Si analizamos el texto de Hechos de los Apóstoles que nos narra el día de Pentecostés (Hch 2,1-13), vemos lo que significa hablar el lenguaje de todos: entendimiento entre los individuos más diversos social y culturalmente. Es el reverso de la división que comenzó en la torre de Babel, episodio que recoge el libro del Génesis (11,1-23). En esta historia las distintas lenguas eran motivo de división y confusión para el pueblo. En Pentecostés, en cambio, todos los pueblos diversos y dispersos se unen en un mismo lenguaje: el de las maravillas de Dios. El lenguaje que hace que personas de distintos lugares del mundo se junten bajo un mismo mandato, el mandato del amor.
Pentecostés se da en un momento de miedo y encierro por parte de los discípulos seguidores de Jesús. Están todos encerrados. Esta actitud los está alejando de la misión encomendada por el Señor: “Den testimonio de mí hasta los confines de la tierra”. En Pentecostés la experiencia del Espíritu da a los discípulos el valor que les hacía falta para salir de su encierro. Y también el Espíritu les da conocimiento: unos simples pescadores empiezan a hablar las lenguas de diferentes rincones del mundo.

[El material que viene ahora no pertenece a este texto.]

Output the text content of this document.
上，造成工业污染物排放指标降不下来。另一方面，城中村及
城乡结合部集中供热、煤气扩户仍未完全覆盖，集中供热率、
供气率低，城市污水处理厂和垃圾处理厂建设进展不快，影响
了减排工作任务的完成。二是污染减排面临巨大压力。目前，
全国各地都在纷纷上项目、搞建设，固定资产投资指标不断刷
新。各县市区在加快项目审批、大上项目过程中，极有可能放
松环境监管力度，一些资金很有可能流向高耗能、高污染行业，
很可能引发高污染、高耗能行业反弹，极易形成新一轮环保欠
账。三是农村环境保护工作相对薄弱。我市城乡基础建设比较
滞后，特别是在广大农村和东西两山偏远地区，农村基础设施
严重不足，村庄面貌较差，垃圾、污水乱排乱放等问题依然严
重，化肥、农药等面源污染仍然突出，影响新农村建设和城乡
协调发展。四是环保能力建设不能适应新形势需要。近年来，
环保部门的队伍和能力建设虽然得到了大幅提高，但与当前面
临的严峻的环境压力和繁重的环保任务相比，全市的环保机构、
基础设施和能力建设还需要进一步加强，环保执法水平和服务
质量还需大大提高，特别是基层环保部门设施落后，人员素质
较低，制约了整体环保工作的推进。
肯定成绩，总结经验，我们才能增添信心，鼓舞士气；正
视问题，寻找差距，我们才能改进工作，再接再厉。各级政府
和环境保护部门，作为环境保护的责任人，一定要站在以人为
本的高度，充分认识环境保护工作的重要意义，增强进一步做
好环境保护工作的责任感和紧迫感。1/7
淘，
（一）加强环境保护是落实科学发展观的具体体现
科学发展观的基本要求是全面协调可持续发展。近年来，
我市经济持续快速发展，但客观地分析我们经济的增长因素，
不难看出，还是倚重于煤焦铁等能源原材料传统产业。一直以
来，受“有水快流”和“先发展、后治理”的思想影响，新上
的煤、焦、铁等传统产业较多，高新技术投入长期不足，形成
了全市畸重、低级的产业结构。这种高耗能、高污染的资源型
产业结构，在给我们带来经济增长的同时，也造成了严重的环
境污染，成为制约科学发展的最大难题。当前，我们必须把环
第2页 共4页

El valor infundido por el Espíritu Santo en los discípulos los llevó a expandir el mensaje de Jesús desde Jerusalén hasta Roma, según nos narra el libro de los Hechos. Es ese mismo valor el que lleva a Esteban a anunciar a Jesús hasta la muerte. A Felipe el Espíritu lo arrebatará, convirtiéndolo en un misionero audaz de la fe en Jesús de Nazaret, llevándolo hasta lugares y gentes que nadie había evangelizado todavía. Es el Espíritu que hace que todos superen sus límites y limitaciones humanas para poder dar frutos en el anuncio del mensaje liberador de Jesús de Nazaret.
Necesitamos un nuevo Pentecostés para reunir el valor que hace falta para anunciar caminos de entendimiento entre personas de diferentes religiones y pensamientos. Necesitamos un nuevo Pentecostés para proponer salidas a las injusticias y calamidades que achacan a la humanidad y a nuestra casa común. Necesitamos un nuevo Pentecostés para obtener el conocimiento necesario para anunciar el mismo evangelio de Jesús que anunciaron los discípulos, y que hoy requiere un nuevo lenguaje para ser atractivo y que entusiasme a los hombres y mujeres de nuestro tiempo.